Aragón alzó la mirada del suelo para alinearla con la de ella. Dina continuó:
— Yo cuadré tu secuestro, Canela.
— No me nombres— pidió la joven.
Dina rio, haciendo también un gesto de dolor:
— Más allá de todo, siempre quise dinero— dijo mirando fijamente a Romer. —Y el secuestro de tu bella esposa me lo daría. Conocerla en persona me ayudó a cuadrar todo. Y, ¿sabes? No es fácil planificar algo así. Además, me aproveché del odio que el Merideño le tenía a tu jefe. Y también aproveché la sapiencia delictiva de Pitoquín...
Romer tragó grueso. No le preguntaría absolutamente nada más. La forma cómo hizo todo, o el tiempo que tardó para cumplir cada uno de sus planes... Aquellas interrogantes quedarían en las manos de toda deidad y de la policía. Para él, no valía la pena decir nada más referente a la información que ella les estaba dando. Solo un pensamiento rondaba su cabeza. Y era el hecho de saber lo cercana que Dina siempre estuvo de él.
Aragón pensaba que las cosas serían diferentes si no hubiese trabajado para Josué. Si al menos él, Romer Aragón, hubiese conocido toda maldad que guardaba Dina, no se habría traído a Canela de vuelta a Maracaibo. Todo aquello no habría sucedido. Esa pobre mujer, la mucama del hotel, no habría fallecido en manos de aquella asesina.
Su media hermana... Aquella fémina que se crio con él. Por la que casi mure defendiéndola. Por quien ganó una lesión en su rodilla que le quedaría para siempre.

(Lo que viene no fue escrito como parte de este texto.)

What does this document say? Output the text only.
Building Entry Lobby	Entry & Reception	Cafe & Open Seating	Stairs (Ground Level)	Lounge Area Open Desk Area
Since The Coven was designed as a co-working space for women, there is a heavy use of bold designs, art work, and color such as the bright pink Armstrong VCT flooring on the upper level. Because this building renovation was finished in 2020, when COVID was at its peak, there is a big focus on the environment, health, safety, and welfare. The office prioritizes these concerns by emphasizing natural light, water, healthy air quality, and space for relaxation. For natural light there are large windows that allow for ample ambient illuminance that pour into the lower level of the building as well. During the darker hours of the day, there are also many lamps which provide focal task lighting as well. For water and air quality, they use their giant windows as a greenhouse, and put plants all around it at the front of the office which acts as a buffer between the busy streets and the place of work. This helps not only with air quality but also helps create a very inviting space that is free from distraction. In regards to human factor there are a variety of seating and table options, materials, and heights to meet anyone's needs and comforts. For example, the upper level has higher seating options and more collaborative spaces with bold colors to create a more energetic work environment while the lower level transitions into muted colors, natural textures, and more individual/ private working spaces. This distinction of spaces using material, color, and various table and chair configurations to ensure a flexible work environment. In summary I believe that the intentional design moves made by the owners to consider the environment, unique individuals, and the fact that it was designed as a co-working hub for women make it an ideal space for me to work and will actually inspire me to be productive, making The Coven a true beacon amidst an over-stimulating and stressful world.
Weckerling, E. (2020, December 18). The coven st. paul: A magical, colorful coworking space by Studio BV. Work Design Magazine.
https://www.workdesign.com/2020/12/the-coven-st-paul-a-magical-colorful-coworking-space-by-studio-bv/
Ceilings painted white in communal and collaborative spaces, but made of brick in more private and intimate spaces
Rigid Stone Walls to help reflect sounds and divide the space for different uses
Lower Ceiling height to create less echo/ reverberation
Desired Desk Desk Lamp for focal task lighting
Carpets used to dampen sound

Romer bajó la cabeza y cerró los ojos. Puso las manos en su espalda y se recostó en la pared. Sintió el anillo de casado, dándole algunas vueltas con sus yemas. El nudo en la garganta apareció de súbito, pero controló todo sentimiento…
— Te quise mucho, Dina— susurró.
Canela dejó salir una lágrima al escucharlo. Y vio cómo su esposo salía de la habitación.
La tabla en la que se convirtió Aragón, cobró vida y caminó a través del pasillo. Canela lo persiguió, le habló… pero él la apartó de su lado con una disculpa. Llegó hasta su llorosa madre, y la abrazó. La abrazó fuerte, sobó su espalda y dejó un beso en su cabeza. Se separó de ella y siguió caminando hasta encontrarse de frente a Carlos y a Lucía, quienes iban llegando al hospital. Los observó por un instante, pestañando y sin decir nada, se apartó para seguir con su camino.
Dio todos los pasos necesarios hasta la salida, dándose cuenta de que había amanecido. Escuchó a lo lejos pasos de tacones y un grito con su nombre. Canela le gritaba, lo llamaba… pero él no volteó. Siguió caminando hasta el borde de la acera y giró a la izquierda. Siguió caminando y caminando. Sin rumbo fijo. Tragando grueso, aplacando la culpa y el dolor que se fabricaba en su pecho. Y sin detenerse, comenzó a apurar el paso hasta correr.
Aragón comenzó a correr para drenar.
Aragón corría intentando olvidar todo…
Aragón corría para alejarse.
Correr, correr; Correr.
Correr…
Aragón corrió veloz.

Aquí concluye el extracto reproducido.